San Francisco has been a place where republican and socialist ideas have taken hold in a neighbourhood with a strong working-class and plebeian component. On the fringe of the struggles to improve the conditions of the most deprived sectors of the city, San Francisco was also a neighbourhood where many of the people of Bilbao enjoyed nights out in a neighbourhood that offered dancing, gaming, live music, glamour, dynamism and modernity.

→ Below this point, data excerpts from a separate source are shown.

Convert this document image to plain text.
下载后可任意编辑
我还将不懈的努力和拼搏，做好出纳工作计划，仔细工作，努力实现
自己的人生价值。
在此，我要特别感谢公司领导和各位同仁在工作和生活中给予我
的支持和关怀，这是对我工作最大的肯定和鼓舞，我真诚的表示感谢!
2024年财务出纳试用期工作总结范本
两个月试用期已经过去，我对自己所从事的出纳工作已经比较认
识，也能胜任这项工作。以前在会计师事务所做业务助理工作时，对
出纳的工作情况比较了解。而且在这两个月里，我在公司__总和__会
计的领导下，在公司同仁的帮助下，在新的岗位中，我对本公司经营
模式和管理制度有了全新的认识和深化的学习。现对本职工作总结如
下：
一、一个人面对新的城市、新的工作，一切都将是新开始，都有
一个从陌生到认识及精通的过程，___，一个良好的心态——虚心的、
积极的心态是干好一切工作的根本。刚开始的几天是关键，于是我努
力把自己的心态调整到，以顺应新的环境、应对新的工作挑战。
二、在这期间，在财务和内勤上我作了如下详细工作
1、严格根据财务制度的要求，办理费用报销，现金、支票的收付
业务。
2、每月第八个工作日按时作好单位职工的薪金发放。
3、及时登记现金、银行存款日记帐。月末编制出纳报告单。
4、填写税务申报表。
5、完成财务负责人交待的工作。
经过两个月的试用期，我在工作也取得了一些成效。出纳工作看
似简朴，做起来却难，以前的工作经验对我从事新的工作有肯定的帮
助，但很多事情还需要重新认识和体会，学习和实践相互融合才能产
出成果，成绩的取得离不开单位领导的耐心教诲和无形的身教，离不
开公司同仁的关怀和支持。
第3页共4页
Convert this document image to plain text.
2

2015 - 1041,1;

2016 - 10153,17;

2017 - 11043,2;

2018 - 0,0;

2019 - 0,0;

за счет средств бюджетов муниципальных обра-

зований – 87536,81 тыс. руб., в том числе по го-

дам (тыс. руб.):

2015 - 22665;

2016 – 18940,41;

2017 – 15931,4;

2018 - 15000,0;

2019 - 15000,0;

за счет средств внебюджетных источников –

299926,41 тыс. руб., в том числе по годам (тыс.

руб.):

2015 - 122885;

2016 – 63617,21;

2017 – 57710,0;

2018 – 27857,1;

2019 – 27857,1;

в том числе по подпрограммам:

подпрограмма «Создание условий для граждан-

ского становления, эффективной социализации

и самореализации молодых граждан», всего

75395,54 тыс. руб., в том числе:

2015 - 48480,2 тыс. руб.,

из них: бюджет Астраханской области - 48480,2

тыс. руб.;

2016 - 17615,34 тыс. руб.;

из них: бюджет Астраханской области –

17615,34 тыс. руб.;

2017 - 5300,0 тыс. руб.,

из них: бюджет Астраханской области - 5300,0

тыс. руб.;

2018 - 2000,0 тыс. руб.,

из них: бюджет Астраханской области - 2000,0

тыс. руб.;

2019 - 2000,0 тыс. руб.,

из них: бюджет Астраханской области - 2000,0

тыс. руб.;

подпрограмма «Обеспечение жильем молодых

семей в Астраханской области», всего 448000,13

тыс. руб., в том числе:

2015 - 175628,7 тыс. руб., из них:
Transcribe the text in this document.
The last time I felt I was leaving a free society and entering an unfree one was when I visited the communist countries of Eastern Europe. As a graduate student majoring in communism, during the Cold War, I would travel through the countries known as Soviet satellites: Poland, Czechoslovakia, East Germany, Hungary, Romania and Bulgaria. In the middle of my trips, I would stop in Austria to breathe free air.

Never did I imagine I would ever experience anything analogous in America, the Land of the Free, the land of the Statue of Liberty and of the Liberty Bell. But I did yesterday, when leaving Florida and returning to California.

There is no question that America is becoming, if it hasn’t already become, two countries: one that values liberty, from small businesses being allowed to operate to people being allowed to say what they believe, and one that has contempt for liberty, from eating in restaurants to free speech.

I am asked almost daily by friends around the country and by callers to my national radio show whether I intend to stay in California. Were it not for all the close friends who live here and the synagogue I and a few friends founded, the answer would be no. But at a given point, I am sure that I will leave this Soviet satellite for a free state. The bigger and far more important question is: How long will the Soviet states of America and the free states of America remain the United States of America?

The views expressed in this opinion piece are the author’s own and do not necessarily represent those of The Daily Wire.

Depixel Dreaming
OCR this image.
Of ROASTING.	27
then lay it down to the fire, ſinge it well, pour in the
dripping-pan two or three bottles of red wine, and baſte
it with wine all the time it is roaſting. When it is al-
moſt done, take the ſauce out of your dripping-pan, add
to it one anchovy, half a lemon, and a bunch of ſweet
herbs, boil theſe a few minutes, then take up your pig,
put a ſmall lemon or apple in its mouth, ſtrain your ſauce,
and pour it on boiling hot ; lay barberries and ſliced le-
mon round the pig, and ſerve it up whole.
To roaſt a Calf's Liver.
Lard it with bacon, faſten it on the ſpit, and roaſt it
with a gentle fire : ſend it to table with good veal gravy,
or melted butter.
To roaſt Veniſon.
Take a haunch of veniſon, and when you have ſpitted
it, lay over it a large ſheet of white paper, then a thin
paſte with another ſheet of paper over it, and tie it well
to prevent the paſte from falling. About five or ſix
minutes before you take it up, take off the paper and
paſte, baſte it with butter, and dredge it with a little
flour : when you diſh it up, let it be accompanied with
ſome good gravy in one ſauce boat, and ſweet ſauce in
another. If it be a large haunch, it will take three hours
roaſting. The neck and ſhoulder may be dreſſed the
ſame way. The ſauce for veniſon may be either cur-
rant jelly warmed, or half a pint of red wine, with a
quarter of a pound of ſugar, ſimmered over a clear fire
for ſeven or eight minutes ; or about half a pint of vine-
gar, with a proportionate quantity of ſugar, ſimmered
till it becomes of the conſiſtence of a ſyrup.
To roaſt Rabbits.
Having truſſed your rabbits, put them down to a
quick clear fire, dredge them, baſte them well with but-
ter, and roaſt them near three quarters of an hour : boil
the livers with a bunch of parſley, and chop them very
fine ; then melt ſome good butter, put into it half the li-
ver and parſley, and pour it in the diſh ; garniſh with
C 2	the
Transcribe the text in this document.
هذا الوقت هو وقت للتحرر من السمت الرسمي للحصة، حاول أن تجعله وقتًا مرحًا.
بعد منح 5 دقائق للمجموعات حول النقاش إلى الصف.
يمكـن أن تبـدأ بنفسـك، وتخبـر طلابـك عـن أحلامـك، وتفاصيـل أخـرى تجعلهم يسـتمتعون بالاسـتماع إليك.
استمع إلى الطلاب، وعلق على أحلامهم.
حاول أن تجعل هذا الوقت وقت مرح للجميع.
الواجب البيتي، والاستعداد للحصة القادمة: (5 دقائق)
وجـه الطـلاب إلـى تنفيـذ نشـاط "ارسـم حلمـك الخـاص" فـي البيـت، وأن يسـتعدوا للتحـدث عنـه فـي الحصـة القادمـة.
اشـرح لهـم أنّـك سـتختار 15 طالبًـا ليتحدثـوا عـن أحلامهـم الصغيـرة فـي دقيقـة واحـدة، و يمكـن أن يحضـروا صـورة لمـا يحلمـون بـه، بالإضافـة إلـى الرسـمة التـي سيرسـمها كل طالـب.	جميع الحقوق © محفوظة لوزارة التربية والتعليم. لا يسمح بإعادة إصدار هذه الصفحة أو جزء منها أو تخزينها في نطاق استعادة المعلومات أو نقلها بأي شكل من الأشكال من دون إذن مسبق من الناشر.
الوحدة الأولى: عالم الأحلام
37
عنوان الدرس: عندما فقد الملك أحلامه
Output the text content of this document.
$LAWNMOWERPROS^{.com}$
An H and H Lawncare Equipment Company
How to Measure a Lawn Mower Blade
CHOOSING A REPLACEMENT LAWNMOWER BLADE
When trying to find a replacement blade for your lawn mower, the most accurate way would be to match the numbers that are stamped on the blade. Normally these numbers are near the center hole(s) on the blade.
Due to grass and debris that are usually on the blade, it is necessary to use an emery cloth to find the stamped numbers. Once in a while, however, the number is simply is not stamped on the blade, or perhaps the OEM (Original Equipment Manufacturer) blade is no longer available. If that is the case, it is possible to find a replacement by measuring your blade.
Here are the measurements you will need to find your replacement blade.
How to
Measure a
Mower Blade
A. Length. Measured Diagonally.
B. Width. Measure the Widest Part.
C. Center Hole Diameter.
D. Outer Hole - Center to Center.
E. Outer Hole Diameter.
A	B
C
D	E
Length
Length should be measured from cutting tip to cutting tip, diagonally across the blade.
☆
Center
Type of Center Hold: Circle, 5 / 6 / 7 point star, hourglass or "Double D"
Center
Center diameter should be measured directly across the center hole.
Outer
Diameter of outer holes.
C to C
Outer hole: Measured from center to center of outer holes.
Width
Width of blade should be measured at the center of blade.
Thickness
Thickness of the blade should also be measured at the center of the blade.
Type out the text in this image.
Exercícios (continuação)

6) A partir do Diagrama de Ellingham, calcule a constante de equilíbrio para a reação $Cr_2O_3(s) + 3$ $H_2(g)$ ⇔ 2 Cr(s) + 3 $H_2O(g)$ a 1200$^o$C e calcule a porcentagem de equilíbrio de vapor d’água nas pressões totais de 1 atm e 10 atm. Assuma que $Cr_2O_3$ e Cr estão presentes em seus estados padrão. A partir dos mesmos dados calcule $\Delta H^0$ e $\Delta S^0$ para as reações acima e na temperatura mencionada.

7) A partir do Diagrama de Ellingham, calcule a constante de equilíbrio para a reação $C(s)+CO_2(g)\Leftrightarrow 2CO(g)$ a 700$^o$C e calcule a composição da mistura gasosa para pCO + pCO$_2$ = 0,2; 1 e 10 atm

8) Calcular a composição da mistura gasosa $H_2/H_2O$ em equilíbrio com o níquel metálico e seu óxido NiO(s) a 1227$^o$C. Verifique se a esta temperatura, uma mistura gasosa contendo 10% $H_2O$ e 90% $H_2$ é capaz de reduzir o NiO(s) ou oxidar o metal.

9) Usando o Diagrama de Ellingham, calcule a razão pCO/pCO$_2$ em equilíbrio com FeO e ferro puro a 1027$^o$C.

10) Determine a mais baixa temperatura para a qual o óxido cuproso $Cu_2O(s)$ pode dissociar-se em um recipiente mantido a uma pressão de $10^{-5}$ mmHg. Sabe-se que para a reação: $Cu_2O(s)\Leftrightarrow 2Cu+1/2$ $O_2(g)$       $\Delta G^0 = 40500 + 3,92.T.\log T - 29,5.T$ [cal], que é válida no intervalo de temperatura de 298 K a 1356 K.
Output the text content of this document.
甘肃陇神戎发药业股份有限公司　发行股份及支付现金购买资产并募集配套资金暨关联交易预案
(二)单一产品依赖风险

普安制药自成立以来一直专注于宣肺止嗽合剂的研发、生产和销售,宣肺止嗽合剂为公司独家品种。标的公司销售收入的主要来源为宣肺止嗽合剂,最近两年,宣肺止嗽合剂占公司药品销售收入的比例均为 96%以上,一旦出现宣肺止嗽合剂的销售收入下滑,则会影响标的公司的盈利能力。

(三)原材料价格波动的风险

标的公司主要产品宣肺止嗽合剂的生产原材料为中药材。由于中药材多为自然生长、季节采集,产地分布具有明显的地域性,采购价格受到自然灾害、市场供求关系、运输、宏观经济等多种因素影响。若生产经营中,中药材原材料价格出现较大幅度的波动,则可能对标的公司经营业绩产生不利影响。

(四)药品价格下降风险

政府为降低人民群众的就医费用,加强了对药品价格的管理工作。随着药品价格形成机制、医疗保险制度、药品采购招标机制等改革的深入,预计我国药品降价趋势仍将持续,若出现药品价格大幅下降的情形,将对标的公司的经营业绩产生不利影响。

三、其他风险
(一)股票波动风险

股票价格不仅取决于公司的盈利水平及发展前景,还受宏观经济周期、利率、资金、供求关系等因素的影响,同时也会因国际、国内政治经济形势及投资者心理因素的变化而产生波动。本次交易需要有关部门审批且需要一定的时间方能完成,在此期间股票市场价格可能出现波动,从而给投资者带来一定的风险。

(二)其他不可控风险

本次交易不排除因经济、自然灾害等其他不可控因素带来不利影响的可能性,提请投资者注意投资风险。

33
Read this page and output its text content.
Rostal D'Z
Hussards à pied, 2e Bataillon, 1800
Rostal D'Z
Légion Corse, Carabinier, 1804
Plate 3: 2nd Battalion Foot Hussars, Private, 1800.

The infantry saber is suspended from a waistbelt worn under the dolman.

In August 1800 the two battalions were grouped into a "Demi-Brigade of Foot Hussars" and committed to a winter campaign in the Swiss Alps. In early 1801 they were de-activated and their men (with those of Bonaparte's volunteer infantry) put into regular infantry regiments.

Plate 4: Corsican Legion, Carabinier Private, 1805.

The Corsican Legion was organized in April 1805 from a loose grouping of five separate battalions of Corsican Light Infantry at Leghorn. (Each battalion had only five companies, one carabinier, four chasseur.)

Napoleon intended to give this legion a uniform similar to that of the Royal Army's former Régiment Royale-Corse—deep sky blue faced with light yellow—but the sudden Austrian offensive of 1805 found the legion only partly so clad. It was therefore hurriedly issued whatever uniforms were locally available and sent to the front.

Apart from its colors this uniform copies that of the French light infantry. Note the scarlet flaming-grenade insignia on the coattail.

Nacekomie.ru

The closure of the mines and the end of the steelmaking industrial era was followed by a phase of restructuring of the area and innovation of leading trends; trans-national immigration outstripped immigration from other parts of Spain. San Francisco is the Bilbao neighbourhood with the highest percentage of immigration – three times the average for the city. It packs in large communities of Africans and Asians, and South Americans along with other ethnic minorities (gypsies). San Francisco has a multi-cultural population that mixes in with the local population.
Since 2005 a Special Restoration Plan has been under way in this neighbourhood whose main aim is to drive improvement dynamics in both urban and social infrastructures, with input from, and participation by, citizens, seeking the greatest possible consensus on the decisions that have to be adopted to solve the problems existing in those neighbourhoods.